Relating glycoprotein structural heterogeneity to function - insights from native mass spectrometry

Abstract

Glycosylation is the most complex and prevalent protein modification that influences attributes ranging from cellular localization and signaling to half-life and proteolysis. Glycoconjugates are fundamental for cellular function and alterations in their structure are often observed in pathological states. Most biotherapeutic proteins are glycosylated, which influences drug safety and efficacy. Therefore, the ability to characterize glycoproteins is important in all areas of biomolecular and medicinal research. Here we discuss recent advances in native mass spectrometry that have significantly improved our ability to characterize heterogeneous glycoproteins and to relate glycan structure to protein function.

Figure 1

Mass spectrometry strategies for glycoproteins focus on structural analysis of isolated glycans (glycomics), compositional and positional glycosylation from enzyme digested peptides (glycoproteomics) and global evaluation of intact glycoprotein assemblies by native analysis.

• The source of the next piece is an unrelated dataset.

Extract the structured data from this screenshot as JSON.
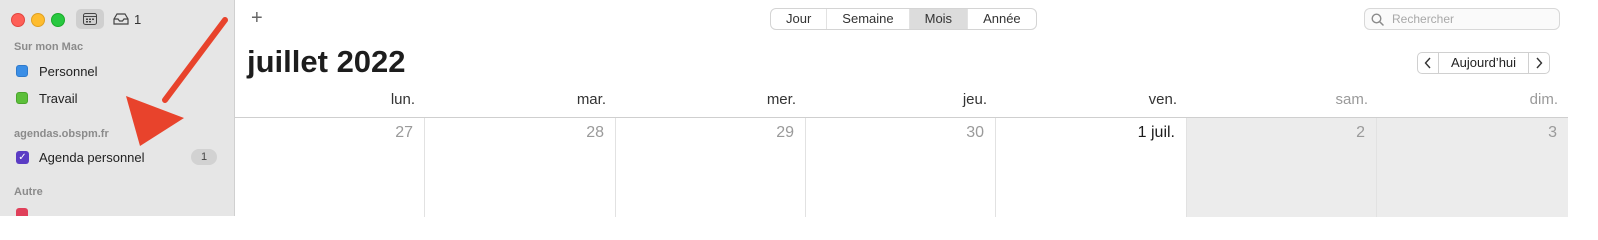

Glycoprotein heterogeneity arrises from variable glycan structures (microheterogeneity) and different degrees of occupancy at a given site (macroheterogeneity). N-Glycans are covalently attached to asparagine residues containing an N-X-S/T sequon and are classified as oligomannose, complex or hybrid type. O-Glycans do not have specific amino acid sequence requirements and can be linked to serine or threonine residues. Both N-glycans and O-glycans are synthesized in a non-template driven manner producing a range of structures with different monosaccharide compositions, linkages and topologies.

Figure 2

Native mass spectrum of monoclonal IgGs (150 kDa) display a characteristic charge-state distribution of 21–27+ centering at 6000 m/z (trastuzumab (Herceptin) is shown). The pairing of the two conserved complex-type N-glycans, commonly referred to as GO, G1, and G2, present on each heavy chain (HC) in the Fc domain (Asn 297) are well-defined. Native MS can easily identify glycan structural features such as core fucosylation (red triangles) and terminal galactosylation (yellow circles), which are important attributes in biotherapeutic activity.

Figure 3

(a) Glycoengineering strategies direct N-glycan biosynthetic enzymes in the endoplasmic reticulum (ER) and early Golgi to generate homogeneous glycoforms. Small molecule inhibitors such as NB-DNJ, kifunensine, and swainsonine, as well as the HEK293 GnT-I knock-out cell line, are particularly useful for delineating glycan composition. (b) For example, kifunensine, which blocks processing to produce Man9GlcNAc2 N-glycans, was recently used to assign glycosylation occupancy of recombinant HIV-1 gp120 (adopted from PDB: 5ACO). (c) Global N-glycan occupancy of gp120 could be quantified simply by evaluating the number of Man9GlcNAc2 moieties (inset). Additionally, simplification of protein N-glycosylation revealed the presence and number of O-glycans. Figure adapted from Ref. [45].